Surf Tofino: Pumping on a frontside wave
by Pete Devries, Tofino
Speed is the most important thing in surfing. Without it you won't be able to complete even the most basic moves. So when summer time comes around, and you're feeling slow because of the small mushy waves, don't blame it on your board, just go out there and practice your pumping.
Paddle into a frontside wave with the nose of your board turned slightly towards the open face. Get to your feet as quickly as you can. Instead of going down the face of the wave to do an extended bottom turn, keep your board turned down the line towards the open face of the wave. Drive up the wave by applying pressure to your toe side rail. Most of your weight should be on your front foot as you drive forward and up the wave. Your back foot should be a bit farther forward than it would be if you were about to do a turn. It will help guide your board up the wave enabling you to get onto the flat portion of your board therefore helping you gain speed. As you drive up the wave your body will want to extend. Try not to pump with your back arm extending over your head. Keep your back arm bent at a 90-degree angle, and try to keep your style together. When you reach the top of the wave you should have more speed than you did at the bottom. Your eyes should be focused on the section in front of you, and you should also be conscious of not digging your rails in. Use the speed you've got to drive down the wave. Push down on your front foot and lean slightly on your heel side rail to turn your board back down towards the middle of the wave. Be sure to keep your board pointed down the line, and be ready for a quick change to your toe side rail, to accelerate up the wave again. When you reach the middle of the wave start your pump up the wave as you did before to gain even more speed. After a few pumps you should have enough speed to do a floater, hit the lip, or bust an air even if you're surfing a 2-foot wave.
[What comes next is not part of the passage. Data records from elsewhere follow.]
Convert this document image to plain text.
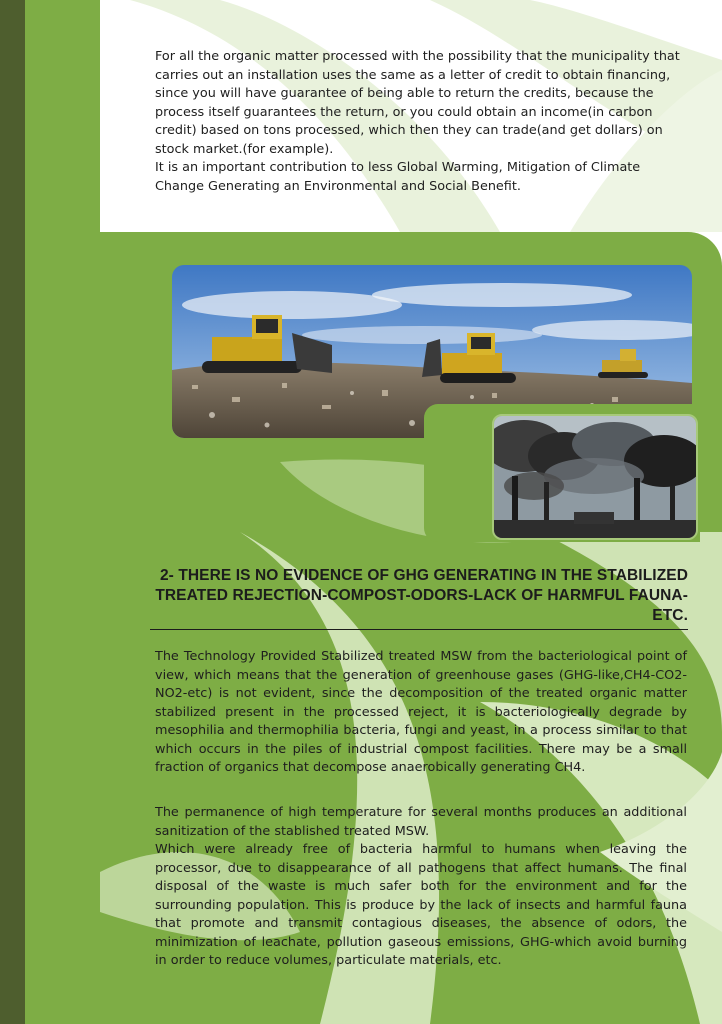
For all the organic matter processed with the possibility that the municipality that
carries out an installation uses the same as a letter of credit to obtain financing,
since you will have guarantee of being able to return the credits, because the
process itself guarantees the return, or you could obtain an income(in carbon
credit) based on tons processed, which then they can trade(and get dollars) on
stock market.(for example).
It is an important contribution to less Global Warming, Mitigation of Climate
Change Generating an Environmental and Social Benefit.
2- THERE IS NO EVIDENCE OF GHG GENERATING IN THE STABILIZED
TREATED REJECTION-COMPOST-ODORS-LACK OF HARMFUL FAUNA-ETC.

The Technology Provided Stabilized treated MSW from the bacteriological point of view, which means that the generation of greenhouse gases (GHG-like,CH4-CO2-NO2-etc) is not evident, since the decomposition of the treated organic matter stabilized present in the processed reject, it is bacteriologically degrade by mesophilia and thermophilia bacteria, fungi and yeast, in a process similar to that which occurs in the piles of industrial compost facilities. There may be a small fraction of organics that decompose anaerobically generating CH4.

The permanence of high temperature for several months produces an additional sanitization of the stablished treated MSW.

Which were already free of bacteria harmful to humans when leaving the processor, due to disappearance of all pathogens that affect humans. The final disposal of the waste is much safer both for the environment and for the surrounding population. This is produce by the lack of insects and harmful fauna that promote and transmit contagious diseases, the absence of odors, the minimization of leachate, pollution gaseous emissions, GHG-which avoid burning in order to reduce volumes, particulate materials, etc.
The idea of getting speed is great, but controlling it is a different story. This will take time and a lot of practice. You will find you have to make decisions faster, and have better timing when you have more speed.
The best way to control it is to do a long bottom turn before you hit the lip. After pumping down the line look for a turn section. Instead of going straight into a turn fade down the wave and do a big bottom turn. You will then realise how much speed you have because you will be using your rail, and it will give you time to set up for a better move also.
Pete Devries grew up in Tofino and has been in surf competitions since he was 14.